Does the life-expectancy gap improve over time?
The reporting periods show the gap between SCI and general-population life expectancy has narrowed since the 1970s as critical care, pulmonary management, urologic care, and rehabilitation have improved. The gap has not closed; high-cervical complete tetraplegia still shows the largest reduction.
Can the defense use it to reduce a verdict?
Yes. It is the standard defense lever because it shrinks both future medical and lost-earning-capacity sums. Plaintiff counsel counters with current actuarial sources, patient-matched studies, and care-plan testimony. Where the defense expert relies on outdated or unmatched data, an Oklahoma trial court applying Christian v. Gray may exclude or limit it.
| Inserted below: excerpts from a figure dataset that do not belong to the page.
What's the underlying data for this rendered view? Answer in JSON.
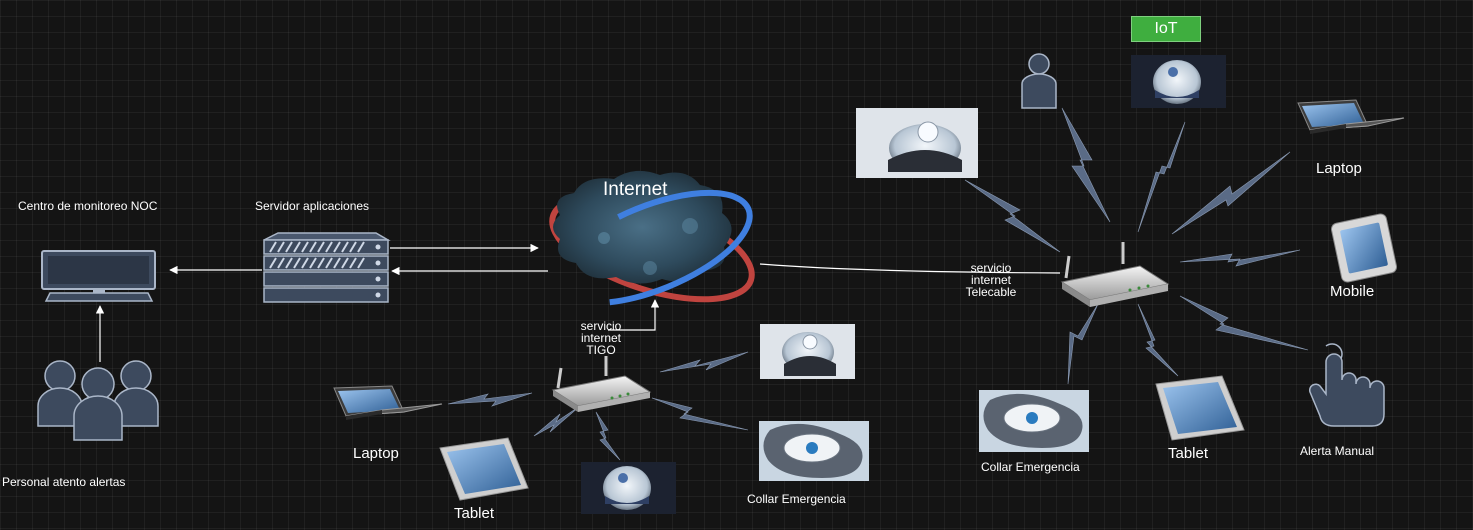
{
  "labels": {
    "noc": "Centro de monitoreo NOC",
    "server": "Servidor aplicaciones",
    "personal": "Personal atento alertas",
    "internet": "Internet",
    "tigo_1": "servicio",
    "tigo_2": "internet",
    "tigo_3": "TIGO",
    "telecable_1": "servicio",
    "telecable_2": "internet",
    "telecable_3": "Telecable",
    "iot": "IoT",
    "laptop_left": "Laptop",
    "tablet_left": "Tablet",
    "collar_left": "Collar Emergencia",
    "laptop_right": "Laptop",
    "mobile": "Mobile",
    "alerta": "Alerta Manual",
    "tablet_right": "Tablet",
    "collar_right": "Collar Emergencia"
  },
  "colors": {
    "background": "#141414",
    "icon": "#3d4a5e",
    "icon_stroke": "#aab6c8",
    "bolt": "#5a6b86",
    "iot_badge": "#3fae3f"
  },
  "icons": [
    "monitor-icon",
    "server-rack-icon",
    "people-group-icon",
    "internet-cloud-icon",
    "router-icon",
    "laptop-icon",
    "tablet-icon",
    "mobile-icon",
    "person-icon",
    "hand-pointer-icon",
    "camera-device-icon",
    "collar-device-icon",
    "lightning-link-icon"
  ]
}
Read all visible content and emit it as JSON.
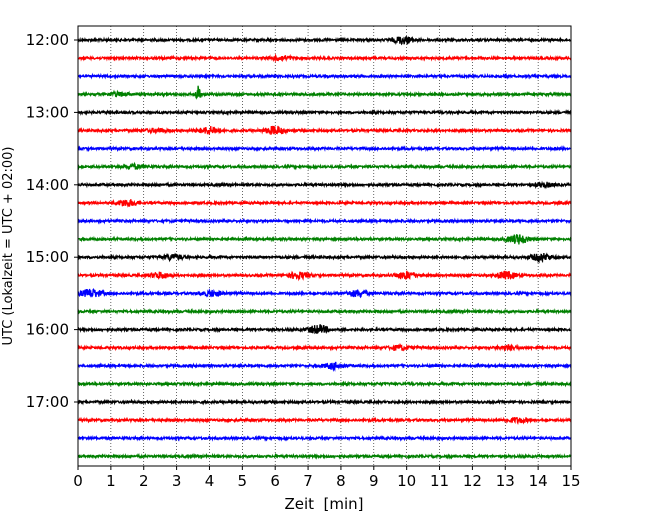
{
  "chart_data": {
    "type": "line",
    "title": "",
    "xlabel": "Zeit  [min]",
    "ylabel": "UTC (Lokalzeit = UTC + 02:00)",
    "xlim": [
      0,
      15
    ],
    "x_ticks": [
      0,
      1,
      2,
      3,
      4,
      5,
      6,
      7,
      8,
      9,
      10,
      11,
      12,
      13,
      14,
      15
    ],
    "y_tick_labels": [
      "12:00",
      "13:00",
      "14:00",
      "15:00",
      "16:00",
      "17:00"
    ],
    "row_interval_minutes": 15,
    "grid": "vertical dotted at each minute",
    "colors": [
      "#000000",
      "#ff0000",
      "#0000ff",
      "#008000"
    ],
    "series": [
      {
        "start": "12:00",
        "color": "#000000",
        "events": [
          {
            "t": 9.9,
            "amp": 1.6
          }
        ]
      },
      {
        "start": "12:15",
        "color": "#ff0000",
        "events": [
          {
            "t": 6.2,
            "amp": 1.0
          }
        ]
      },
      {
        "start": "12:30",
        "color": "#0000ff",
        "events": []
      },
      {
        "start": "12:45",
        "color": "#008000",
        "events": [
          {
            "t": 3.65,
            "amp": 4.5
          },
          {
            "t": 1.2,
            "amp": 0.8
          }
        ]
      },
      {
        "start": "13:00",
        "color": "#000000",
        "events": []
      },
      {
        "start": "13:15",
        "color": "#ff0000",
        "events": [
          {
            "t": 4.0,
            "amp": 1.6
          },
          {
            "t": 6.0,
            "amp": 1.8
          },
          {
            "t": 2.4,
            "amp": 0.8
          }
        ]
      },
      {
        "start": "13:30",
        "color": "#0000ff",
        "events": []
      },
      {
        "start": "13:45",
        "color": "#008000",
        "events": [
          {
            "t": 1.7,
            "amp": 0.9
          }
        ]
      },
      {
        "start": "14:00",
        "color": "#000000",
        "events": [
          {
            "t": 14.2,
            "amp": 0.9
          }
        ]
      },
      {
        "start": "14:15",
        "color": "#ff0000",
        "events": [
          {
            "t": 1.5,
            "amp": 1.4
          }
        ]
      },
      {
        "start": "14:30",
        "color": "#0000ff",
        "events": []
      },
      {
        "start": "14:45",
        "color": "#008000",
        "events": [
          {
            "t": 13.4,
            "amp": 2.0
          }
        ]
      },
      {
        "start": "15:00",
        "color": "#000000",
        "events": [
          {
            "t": 2.9,
            "amp": 1.2
          },
          {
            "t": 14.1,
            "amp": 1.6
          }
        ]
      },
      {
        "start": "15:15",
        "color": "#ff0000",
        "events": [
          {
            "t": 2.5,
            "amp": 1.3
          },
          {
            "t": 6.7,
            "amp": 1.4
          },
          {
            "t": 10.0,
            "amp": 1.6
          },
          {
            "t": 13.0,
            "amp": 1.6
          }
        ]
      },
      {
        "start": "15:30",
        "color": "#0000ff",
        "events": [
          {
            "t": 0.4,
            "amp": 1.8
          },
          {
            "t": 4.1,
            "amp": 1.2
          },
          {
            "t": 8.5,
            "amp": 1.4
          }
        ]
      },
      {
        "start": "15:45",
        "color": "#008000",
        "events": []
      },
      {
        "start": "16:00",
        "color": "#000000",
        "events": [
          {
            "t": 7.3,
            "amp": 1.8
          }
        ]
      },
      {
        "start": "16:15",
        "color": "#ff0000",
        "events": [
          {
            "t": 9.8,
            "amp": 1.0
          },
          {
            "t": 13.1,
            "amp": 1.0
          }
        ]
      },
      {
        "start": "16:30",
        "color": "#0000ff",
        "events": [
          {
            "t": 7.8,
            "amp": 1.3
          }
        ]
      },
      {
        "start": "16:45",
        "color": "#008000",
        "events": []
      },
      {
        "start": "17:00",
        "color": "#000000",
        "events": []
      },
      {
        "start": "17:15",
        "color": "#ff0000",
        "events": [
          {
            "t": 13.4,
            "amp": 1.0
          }
        ]
      },
      {
        "start": "17:30",
        "color": "#0000ff",
        "events": []
      },
      {
        "start": "17:45",
        "color": "#008000",
        "events": []
      }
    ]
  }
}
How does life expectancy interact with structured settlements?
Structured settlements convert a lump-sum award into payments over an expected lifetime. Where life expectancy is reduced, structured options can include a guaranteed-period component so heirs receive remaining payments if the plaintiff lives a shorter time. See personal injury structured settlements.
Should a plaintiff retain a vocational expert too?
For lost earning capacity, yes. A vocational expert testifies about what work the plaintiff can perform after the injury and at what wage; the economist translates that into present-value loss across a working-life expectancy reduced by the injury. See vocational rehabilitation in injury cases.
Where can families read more?
The Christopher & Dana Reeve Foundation publishes patient-facing resources on long-term life with paralysis, and NSCISC public reports include statistical summaries for clinicians and families.